Data collected from 20 U.S. Geological Survey streamflow-gaging
stations, most of which were operated in New Mexico between
about 1969 and 1977, were used to define hydrograph characteristics
for small New Mexico streams. Drainage areas for the gaging stations
ranged from 0.23 to 18.2 square miles. Observed values for
the hydrograph characteristics were determined for 87 of the most
significant rainfall-runoff events at these gaging stations
and were used to define regional regression relations with basin
characteristics. Regional relations defined lag time (tl), time
of concentration (tc), and time to peak (tp) as functions of stream
length and basin shape. The regional equation developed for
time of concentration for New Mexico agrees well with the Kirpich
equation developed for Tennessee. The Kirpich equation is based on
stream length and channel slope, whereas the New Mexico equation is
based on stream length and basin shape. Both equations, however,
underestimate tc when applied to larger basins where tc is greater
than about 2 hours.
The median ratio between tp and tc for the observed data was
0.66, which equals the value (0.67) recommended by the Natural
Resources Conservation Service (formerly the Soil Conservation
Service). However, the median ratio between tl and tc was only
0.42, whereas the commonly used ratio is 0.60.

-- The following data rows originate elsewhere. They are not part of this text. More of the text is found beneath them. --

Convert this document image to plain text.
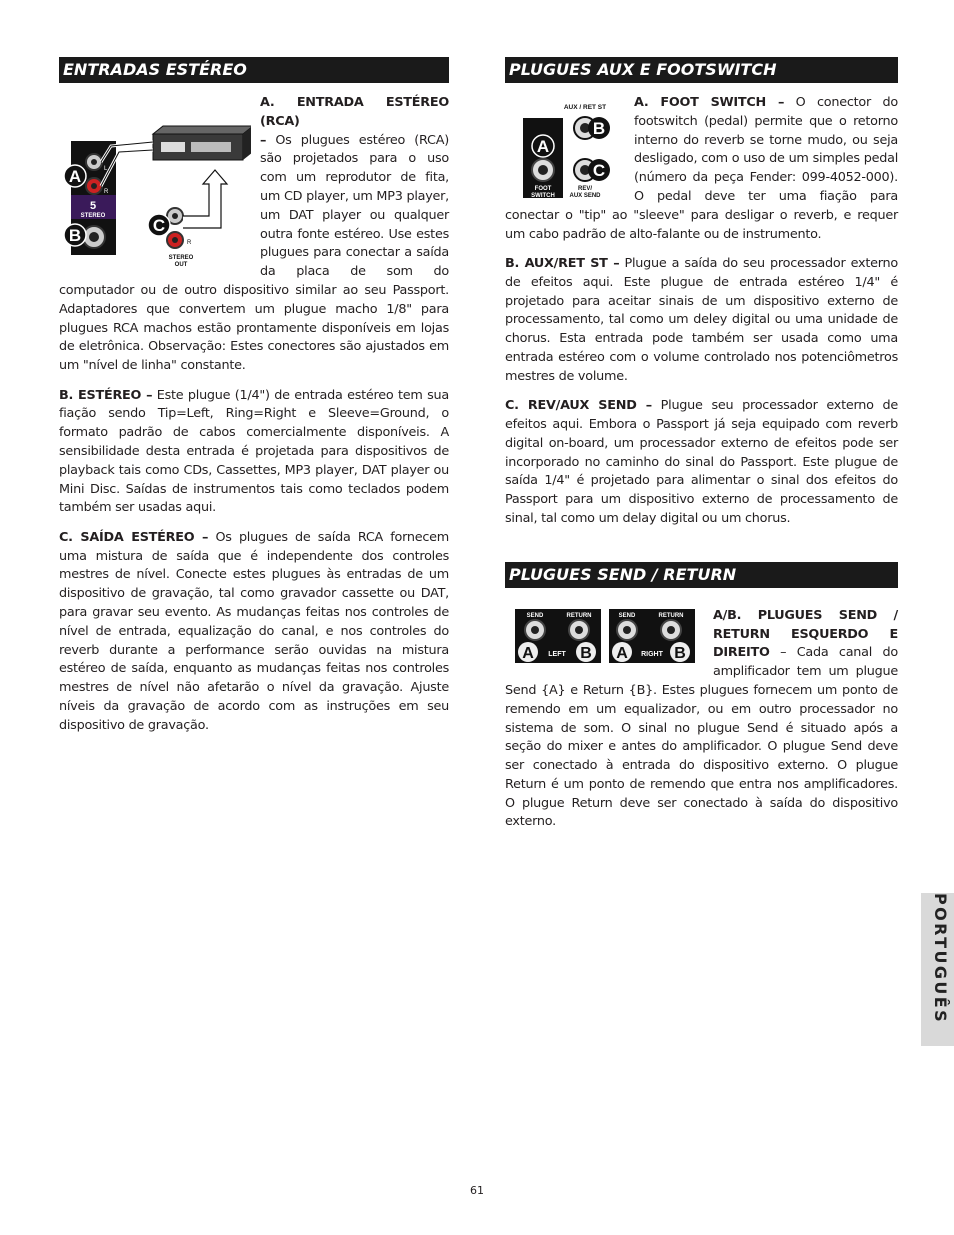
ENTRADAS ESTÉREO
5
STEREO
L
R
R
STEREO
OUT
A
B
C

A. ENTRADA ESTÉREO (RCA)
– Os plugues estéreo (RCA) são projetados para o uso com um reprodutor de fita, um CD player, um MP3 player, um DAT player ou qualquer outra fonte estéreo. Use estes plugues para conectar a saída da placa de som do computador ou de outro dispositivo similar ao seu Passport. Adaptadores que convertem um plugue macho 1/8" para plugues RCA machos estão prontamente disponíveis em lojas de eletrônica. Observação: Estes conectores são ajustados em um "nível de linha" constante.

B. ESTÉREO – Este plugue (1/4") de entrada estéreo tem sua fiação sendo Tip=Left, Ring=Right e Sleeve=Ground, o formato padrão de cabos comercialmente disponíveis. A sensibilidade desta entrada é projetada para dispositivos de playback tais como CDs, Cassettes, MP3 player, DAT player ou Mini Disc. Saídas de instrumentos tais como teclados podem também ser usadas aqui.

C. SAÍDA ESTÉREO – Os plugues de saída RCA fornecem uma mistura de saída que é independente dos controles mestres de nível. Conecte estes plugues às entradas de um dispositivo de gravação, tal como gravador cassette ou DAT, para gravar seu evento. As mudanças feitas nos controles de nível de entrada, equalização do canal, e nos controles do reverb durante a performance serão ouvidas na mistura estéreo de saída, enquanto as mudanças feitas nos controles mestres de nível não afetarão o nível da gravação. Ajuste níveis da gravação de acordo com as instruções em seu dispositivo de gravação.

PLUGUES AUX E FOOTSWITCH
AUX / RET ST
B
A
FOOT
SWITCH
C
REV/
AUX SEND

A. FOOT SWITCH – O conector do footswitch (pedal) permite que o retorno interno do reverb se torne mudo, ou seja desligado, com o uso de um simples pedal (número da peça Fender: 099-4052-000). O pedal deve ter uma fiação para conectar o "tip" ao "sleeve" para desligar o reverb, e requer um cabo padrão de alto-falante ou de instrumento.

B. AUX/RET ST – Plugue a saída do seu processador externo de efeitos aqui. Este plugue de entrada estéreo 1/4" é projetado para aceitar sinais de um dispositivo externo de processamento, tal como um deley digital ou uma unidade de chorus. Esta entrada pode também ser usada como uma entrada estéreo com o volume controlado nos potenciômetros mestres de volume.

C. REV/AUX SEND – Plugue seu processador externo de efeitos aqui. Embora o Passport já seja equipado com reverb digital on-board, um processador externo de efeitos pode ser incorporado no caminho do sinal do Passport. Este plugue de saída 1/4" é projetado para alimentar o sinal dos efeitos do Passport para um dispositivo externo de processamento de sinal, tal como um delay digital ou um chorus.

PLUGUES SEND / RETURN
SEND	RETURN	SEND	RETURN
A LEFT B A RIGHT B

A/B. PLUGUES SEND / RETURN ESQUERDO E DIREITO – Cada canal do amplificador tem um plugue Send {A} e Return {B}. Estes plugues fornecem um ponto de remendo em um equalizador, ou em outro processador no sistema de som. O sinal no plugue Send é situado após a seção do mixer e antes do amplificador. O plugue Send deve ser conectado à entrada do dispositivo externo. O plugue Return é um ponto de remendo que entra nos amplificadores. O plugue Return deve ser conectado à saída do dispositivo externo.

PORTUGUÊS
61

A relation also was developed between unit-peak discharge (qu)
and time of concentration. The unit-peak discharge relation is
similar in slope to the Natural Resources Conservation Service
equation, but the equation developed for New Mexico in this study
produces estimates of qu that range from two to three times as
large as those estimated from the Natural Resources Conservation
Service equation.
An average value of 833 was determined for the empirical constant
Kp. A default value of 484 has been used by the Natural
Resources Conservation Service when site-specific data are not
available. The use of a lower value of Kp in calculations generally
results in a lower peak discharge. A relation between the
empirical constant Kp and average channel slope was defined in this
study. The predicted Kp values from the equation ranged from 530
to 964 for the 20 flood-hydrograph gaging stations. The standard
error of estimate for the equation is 36 percent.